Here the compilation command line:
gcc -Xclang -fopenmp -I/opt/homebrew/opt/libomp/include/ -L/opt/homebrew/opt/libomp/lib/ -lomp jacobi.c -o multi
The stack size limit must be expanded to at least 16 MB using ulimit -s 16384.
Here the execution command line:
export OMP_SCHEDULE="STATIC,10" OMP_NUM_THREADS=2
./multi
An analysis with lldb shows that the program attempt to access memory that is out of bound :
Execution jacobi en parallele avec 2 threads
double size: 8 bytes
Address of a: 0x16f2fdad0
Process 5813 stopped
* thread #1, queue = 'com.apple.main-thread', stop reason = EXC_BAD_ACCESS (code=2, address=0x16fe00de8)

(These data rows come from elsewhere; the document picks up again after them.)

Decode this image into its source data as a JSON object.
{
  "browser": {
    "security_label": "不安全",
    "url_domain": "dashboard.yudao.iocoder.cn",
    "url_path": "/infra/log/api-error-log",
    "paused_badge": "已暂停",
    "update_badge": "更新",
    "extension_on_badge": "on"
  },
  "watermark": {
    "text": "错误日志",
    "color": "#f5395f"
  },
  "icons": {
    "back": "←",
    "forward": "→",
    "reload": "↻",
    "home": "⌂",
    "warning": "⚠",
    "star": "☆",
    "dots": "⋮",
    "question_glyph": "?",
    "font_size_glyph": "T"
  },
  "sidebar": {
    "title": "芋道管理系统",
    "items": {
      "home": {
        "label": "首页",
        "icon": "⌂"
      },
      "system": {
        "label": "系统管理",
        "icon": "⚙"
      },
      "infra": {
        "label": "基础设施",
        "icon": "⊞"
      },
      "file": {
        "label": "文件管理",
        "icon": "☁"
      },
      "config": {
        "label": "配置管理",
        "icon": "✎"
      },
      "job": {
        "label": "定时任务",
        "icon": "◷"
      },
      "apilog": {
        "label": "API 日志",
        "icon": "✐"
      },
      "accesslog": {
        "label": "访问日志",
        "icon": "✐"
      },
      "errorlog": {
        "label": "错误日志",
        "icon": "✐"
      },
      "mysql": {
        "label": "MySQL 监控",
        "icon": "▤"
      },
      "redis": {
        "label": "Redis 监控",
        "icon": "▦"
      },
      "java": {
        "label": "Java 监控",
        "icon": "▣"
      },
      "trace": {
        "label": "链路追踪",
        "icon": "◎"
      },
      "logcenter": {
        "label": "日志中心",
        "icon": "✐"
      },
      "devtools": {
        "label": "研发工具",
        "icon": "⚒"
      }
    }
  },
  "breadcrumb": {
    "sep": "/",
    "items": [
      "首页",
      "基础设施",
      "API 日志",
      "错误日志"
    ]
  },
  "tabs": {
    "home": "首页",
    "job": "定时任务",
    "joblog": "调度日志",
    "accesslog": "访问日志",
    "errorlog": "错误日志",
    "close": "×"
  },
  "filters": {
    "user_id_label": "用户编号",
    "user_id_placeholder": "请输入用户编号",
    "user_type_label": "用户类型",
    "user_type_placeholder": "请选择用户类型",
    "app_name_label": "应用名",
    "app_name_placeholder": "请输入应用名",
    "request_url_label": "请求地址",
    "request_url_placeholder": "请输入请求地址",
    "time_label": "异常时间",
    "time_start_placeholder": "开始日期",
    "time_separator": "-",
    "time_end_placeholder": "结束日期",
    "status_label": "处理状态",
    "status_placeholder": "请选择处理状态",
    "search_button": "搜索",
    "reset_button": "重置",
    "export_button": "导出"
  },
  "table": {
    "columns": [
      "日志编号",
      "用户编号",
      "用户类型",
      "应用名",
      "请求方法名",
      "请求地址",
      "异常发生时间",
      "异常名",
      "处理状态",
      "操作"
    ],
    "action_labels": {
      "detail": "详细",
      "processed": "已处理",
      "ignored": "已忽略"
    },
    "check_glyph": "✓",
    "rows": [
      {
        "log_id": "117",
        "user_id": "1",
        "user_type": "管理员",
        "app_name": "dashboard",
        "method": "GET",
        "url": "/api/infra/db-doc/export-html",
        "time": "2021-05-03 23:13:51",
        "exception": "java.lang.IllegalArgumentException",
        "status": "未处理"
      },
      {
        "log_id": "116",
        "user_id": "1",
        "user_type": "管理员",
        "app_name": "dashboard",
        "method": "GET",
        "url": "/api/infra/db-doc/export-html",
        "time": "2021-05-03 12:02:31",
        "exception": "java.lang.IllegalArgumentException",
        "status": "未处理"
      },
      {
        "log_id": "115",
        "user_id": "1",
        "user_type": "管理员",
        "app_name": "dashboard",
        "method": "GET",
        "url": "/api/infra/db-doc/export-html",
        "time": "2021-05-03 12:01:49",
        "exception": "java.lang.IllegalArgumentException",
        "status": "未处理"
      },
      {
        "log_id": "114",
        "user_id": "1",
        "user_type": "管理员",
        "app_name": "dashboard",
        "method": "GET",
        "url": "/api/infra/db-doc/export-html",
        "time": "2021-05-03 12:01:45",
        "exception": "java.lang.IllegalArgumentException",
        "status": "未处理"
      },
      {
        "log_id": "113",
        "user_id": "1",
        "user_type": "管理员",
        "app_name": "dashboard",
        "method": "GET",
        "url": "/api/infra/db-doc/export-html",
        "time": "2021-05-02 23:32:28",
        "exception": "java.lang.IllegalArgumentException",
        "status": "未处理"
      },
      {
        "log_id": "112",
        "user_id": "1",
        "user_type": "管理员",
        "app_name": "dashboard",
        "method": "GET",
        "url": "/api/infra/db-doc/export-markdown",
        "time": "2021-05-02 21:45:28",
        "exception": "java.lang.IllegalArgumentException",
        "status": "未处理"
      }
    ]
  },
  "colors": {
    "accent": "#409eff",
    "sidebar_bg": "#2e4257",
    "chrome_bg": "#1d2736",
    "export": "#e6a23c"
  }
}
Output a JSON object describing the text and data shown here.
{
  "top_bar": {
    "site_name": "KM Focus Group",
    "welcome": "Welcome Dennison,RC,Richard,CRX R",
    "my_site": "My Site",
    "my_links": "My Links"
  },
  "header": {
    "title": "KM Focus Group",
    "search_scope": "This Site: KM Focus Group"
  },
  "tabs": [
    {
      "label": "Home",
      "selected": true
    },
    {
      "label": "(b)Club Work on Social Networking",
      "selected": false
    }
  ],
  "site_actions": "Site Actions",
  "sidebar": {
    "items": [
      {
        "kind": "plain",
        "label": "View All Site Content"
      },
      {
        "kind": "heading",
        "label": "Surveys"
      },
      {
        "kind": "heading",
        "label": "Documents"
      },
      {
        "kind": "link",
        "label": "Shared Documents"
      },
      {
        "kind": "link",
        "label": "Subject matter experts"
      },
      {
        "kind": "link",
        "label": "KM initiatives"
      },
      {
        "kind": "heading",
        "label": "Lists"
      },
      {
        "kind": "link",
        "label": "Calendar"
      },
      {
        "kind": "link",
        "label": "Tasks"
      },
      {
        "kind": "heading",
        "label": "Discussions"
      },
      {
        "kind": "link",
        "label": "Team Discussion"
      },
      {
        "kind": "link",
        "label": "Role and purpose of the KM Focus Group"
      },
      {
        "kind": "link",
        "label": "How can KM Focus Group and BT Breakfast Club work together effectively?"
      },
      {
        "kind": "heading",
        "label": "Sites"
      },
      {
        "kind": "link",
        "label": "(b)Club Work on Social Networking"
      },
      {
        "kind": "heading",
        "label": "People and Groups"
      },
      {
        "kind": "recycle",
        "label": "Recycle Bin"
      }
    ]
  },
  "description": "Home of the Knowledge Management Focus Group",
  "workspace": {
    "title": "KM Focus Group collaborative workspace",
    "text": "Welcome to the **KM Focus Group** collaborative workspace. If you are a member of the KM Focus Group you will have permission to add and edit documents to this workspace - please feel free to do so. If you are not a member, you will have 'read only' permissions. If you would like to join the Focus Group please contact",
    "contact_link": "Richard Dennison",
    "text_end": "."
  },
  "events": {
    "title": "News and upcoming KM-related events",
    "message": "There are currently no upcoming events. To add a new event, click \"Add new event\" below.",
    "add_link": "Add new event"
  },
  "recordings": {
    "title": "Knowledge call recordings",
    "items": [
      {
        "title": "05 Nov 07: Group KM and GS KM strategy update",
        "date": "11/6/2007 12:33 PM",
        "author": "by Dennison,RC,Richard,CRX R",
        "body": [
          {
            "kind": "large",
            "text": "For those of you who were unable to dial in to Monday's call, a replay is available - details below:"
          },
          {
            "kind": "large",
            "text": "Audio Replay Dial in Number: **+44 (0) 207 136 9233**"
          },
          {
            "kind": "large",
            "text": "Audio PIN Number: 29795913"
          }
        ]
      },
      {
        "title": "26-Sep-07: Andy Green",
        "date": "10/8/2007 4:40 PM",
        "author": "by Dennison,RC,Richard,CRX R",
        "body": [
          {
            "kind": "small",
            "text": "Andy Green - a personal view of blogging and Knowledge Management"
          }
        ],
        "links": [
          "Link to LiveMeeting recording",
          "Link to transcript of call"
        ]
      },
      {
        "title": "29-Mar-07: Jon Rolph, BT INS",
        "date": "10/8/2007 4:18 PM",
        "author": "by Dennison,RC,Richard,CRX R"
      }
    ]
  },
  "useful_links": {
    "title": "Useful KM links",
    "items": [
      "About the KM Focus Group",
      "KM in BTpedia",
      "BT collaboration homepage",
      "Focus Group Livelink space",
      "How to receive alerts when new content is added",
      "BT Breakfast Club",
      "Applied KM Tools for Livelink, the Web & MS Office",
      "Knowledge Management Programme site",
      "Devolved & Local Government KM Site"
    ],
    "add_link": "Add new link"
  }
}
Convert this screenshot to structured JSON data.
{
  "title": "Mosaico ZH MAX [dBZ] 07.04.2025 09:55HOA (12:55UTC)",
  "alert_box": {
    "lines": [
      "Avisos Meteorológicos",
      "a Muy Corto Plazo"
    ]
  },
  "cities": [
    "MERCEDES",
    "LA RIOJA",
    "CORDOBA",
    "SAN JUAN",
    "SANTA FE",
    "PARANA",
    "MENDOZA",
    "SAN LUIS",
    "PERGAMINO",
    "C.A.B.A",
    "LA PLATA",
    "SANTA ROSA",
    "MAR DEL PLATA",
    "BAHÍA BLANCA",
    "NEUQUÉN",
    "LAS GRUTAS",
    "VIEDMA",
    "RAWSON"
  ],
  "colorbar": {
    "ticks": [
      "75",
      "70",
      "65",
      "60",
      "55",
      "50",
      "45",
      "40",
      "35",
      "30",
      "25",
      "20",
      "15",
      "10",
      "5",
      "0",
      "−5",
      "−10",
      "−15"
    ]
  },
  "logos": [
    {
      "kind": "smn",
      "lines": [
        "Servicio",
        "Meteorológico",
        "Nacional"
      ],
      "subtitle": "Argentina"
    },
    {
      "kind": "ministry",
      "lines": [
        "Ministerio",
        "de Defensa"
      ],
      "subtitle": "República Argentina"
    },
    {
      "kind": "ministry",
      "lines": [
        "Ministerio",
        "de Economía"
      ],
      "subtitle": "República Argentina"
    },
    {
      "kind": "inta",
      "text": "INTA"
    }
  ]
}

frame #0: 0x0000000100003bc8 multi`.omp_outlined._debug__.3(.global_tid.=0x000000016f2f660c, .bound_tid.=0x000000016f2f6608, n=0x000000016fdfef10, vla=1201, x_courant=0x000000016f2f8fb0, j=0x000000016fdfef04, vla=1201, vla=1201, a=0x000000016f2fdad0, vla=1201, x=0x000000016f2fb540, vla=1201, b=0x000000016f2f6a20) at jacobi.c:91:24
88 for(int i=0; i<n; i++) {
89 x_courant[i] = 0;
90 for(j=0; j<i; j++) {
-> 91 x_courant[i] += a[j][i]*x[j];
92 }
93 for(j=i+1; j<n; j++) {
94 x_courant[i] += a[j][i]*x[j];
(lldb) fr v j
(int &) j = 0x000000016fdfef04 (&j = 1011)
(lldb) fr v i
(int) i = 0
In fact, a contains 1201x1201 doubles which means that its data are stored for the address 0x16f2fdad0 to the address 0x16fdfedd7 but the program attempted to read a at the address 0x16fe00de8. Nonetheless, i and j are in bounds.
I can't explain this behavior and I'll be happy to consider any lead to address that issue.